Cuando por fin se separaron, Gueparda se alejó por el corredor de robles y Titus se adentró en el bosque. Y entonces, los tres vagabundos, Grieta-Campana, Tirachina y Congrejo se levantaron y lo siguieron. En esos momentos, no estaban a más de doce metros de su presa.
No era tarea fácil seguirle los pasos a Titus, porque los libros de Congrejo pesaban mucho.
Mientras se deslizaban entre las sombras, un sonido les hizo detenerse. Al principio los tres vagabundos no fueron capaces de situarlo; miraron a su alrededor. A veces el sonido venía de aquí, otras, de allá. No era un sonido que pudieran entender, aunque los tres estaban versados en la vida del bosque y podían descifrar un centenar de sonidos, desde el roce de unas ramas a la voz de la musaraña.
Y entonces, de pronto, las tres cabezas se volvieron simultáneamente en la misma dirección, hacia Titus, y se dieron cuenta de que andaba musitando para sus adentros.

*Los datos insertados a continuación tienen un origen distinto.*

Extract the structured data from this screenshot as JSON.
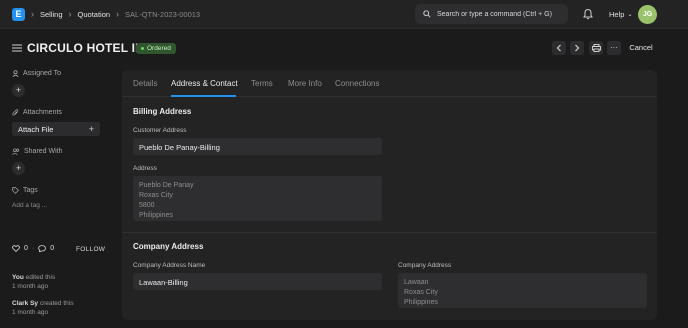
{
  "navbar": {
    "logo": "E",
    "breadcrumbs": [
      "Selling",
      "Quotation",
      "SAL-QTN-2023-00013"
    ],
    "search_placeholder": "Search or type a command (Ctrl + G)",
    "help_label": "Help",
    "avatar_initials": "JG"
  },
  "header": {
    "title": "CIRCULO HOTEL INC.",
    "status": "Ordered",
    "cancel_label": "Cancel"
  },
  "sidebar": {
    "assigned_to": "Assigned To",
    "attachments": "Attachments",
    "attach_file": "Attach File",
    "shared_with": "Shared With",
    "tags": "Tags",
    "add_tag": "Add a tag ...",
    "likes": "0",
    "comments": "0",
    "follow": "FOLLOW",
    "activity": [
      {
        "user": "You",
        "action": " edited this",
        "time": "1 month ago"
      },
      {
        "user": "Clark Sy",
        "action": " created this",
        "time": "1 month ago"
      }
    ]
  },
  "tabs": [
    "Details",
    "Address & Contact",
    "Terms",
    "More Info",
    "Connections"
  ],
  "billing": {
    "section_title": "Billing Address",
    "customer_address_label": "Customer Address",
    "customer_address_value": "Pueblo De Panay-Billing",
    "address_label": "Address",
    "address_lines": [
      "Pueblo De Panay",
      "Roxas City",
      "5800",
      "Philippines"
    ]
  },
  "company": {
    "section_title": "Company Address",
    "name_label": "Company Address Name",
    "name_value": "Lawaan-Billing",
    "address_label": "Company Address",
    "address_lines": [
      "Lawaan",
      "Roxas City",
      "Philippines"
    ]
  },
  "colors": {
    "accent": "#2490ef",
    "status_bg": "#30562d",
    "avatar": "#9ac26b"
  }
}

Los tres se acuclillaron y lo vieron rodeado por una cordillera de hojas. Deambulaba con apatía en la penumbra y, mientras miraban, vieron que apoyaba la cabeza contra el duro tronco de un árbol. Y que susurraba algo con apasionamiento, y entonces levantó la voz y gritó a los cuatro vientos…

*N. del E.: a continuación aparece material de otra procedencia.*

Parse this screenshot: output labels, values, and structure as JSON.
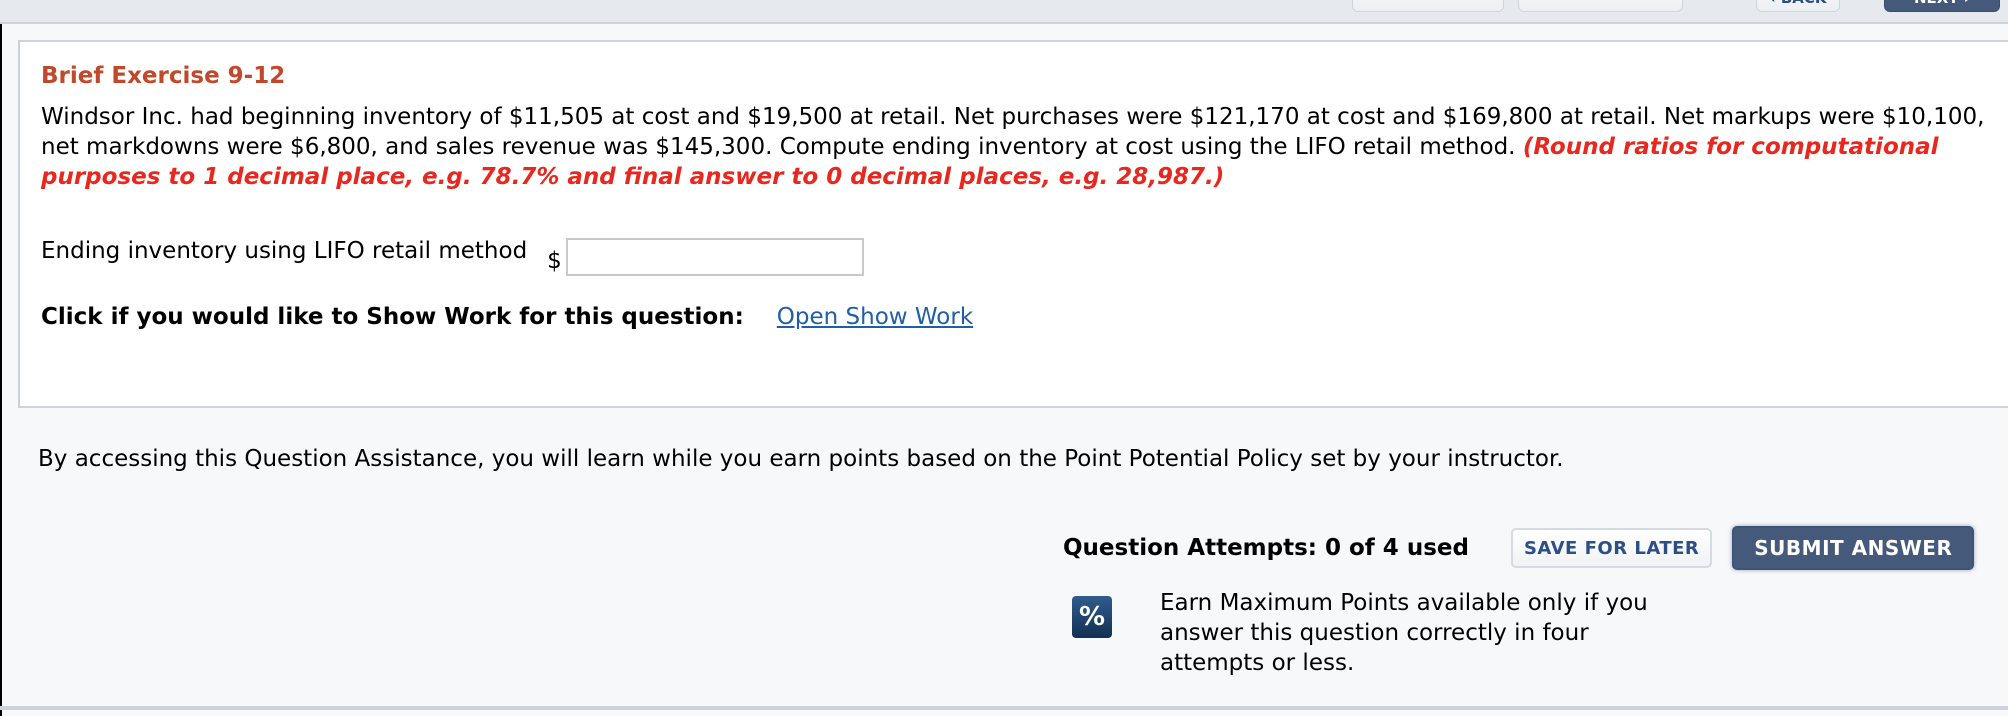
{
  "topbar": {
    "buttons": [
      {
        "label": ""
      },
      {
        "label": ""
      },
      {
        "label": "‹ BACK"
      },
      {
        "label": "NEXT ›"
      }
    ]
  },
  "question": {
    "title": "Brief Exercise 9-12",
    "body": "Windsor Inc. had beginning inventory of $11,505 at cost and $19,500 at retail. Net purchases were $121,170 at cost and $169,800 at retail. Net markups were $10,100, net markdowns were $6,800, and sales revenue was $145,300. Compute ending inventory at cost using the LIFO retail method. ",
    "note": "(Round ratios for computational purposes to 1 decimal place, e.g. 78.7% and final answer to 0 decimal places, e.g. 28,987.)"
  },
  "answer": {
    "label": "Ending inventory using LIFO retail method",
    "currency": "$",
    "value": "",
    "placeholder": ""
  },
  "show_work": {
    "label": "Click if you would like to Show Work for this question:",
    "link": "Open Show Work"
  },
  "assistance": {
    "text": "By accessing this Question Assistance, you will learn while you earn points based on the Point Potential Policy set by your instructor."
  },
  "attempts": {
    "label": "Question Attempts: 0 of 4 used",
    "used": 0,
    "total": 4,
    "save_label": "SAVE FOR LATER",
    "submit_label": "SUBMIT ANSWER"
  },
  "max_points": {
    "icon": "percent-icon",
    "icon_glyph": "%",
    "text": "Earn Maximum Points available only if you answer this question correctly in four attempts or less."
  },
  "colors": {
    "title": "#c0492b",
    "note": "#e8271f",
    "link": "#1f5ea8",
    "submit_bg": "#45597a",
    "save_text": "#2c4f86"
  }
}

—¡Oh, traidor! ¡Traidor! ¿Qué significa todo esto? ¿Dónde podré encontrarme a mí mismo? ¿Dónde está el camino a casa? ¿Qué gentes son éstas? ¿Qué significado tienen estos sucesos? ¿Quién es esa Gueparda, o Trampamorro? Este no es mi sitio. Lo único que quiero es aspirar el olor de mi hogar, sentir el aliento del castillo en mis pulmones. ¡Dadme alguna prueba de mi existencia! ¡La muerte de Pirañavelo! Las ortigas, los corredores. Dadme a mi madre. Dadme la tumba de mi hermana. El nido, devolvedme mis secretos… porque estoy en tierra extraña. Oh, devolvedme el reino de mi cabeza.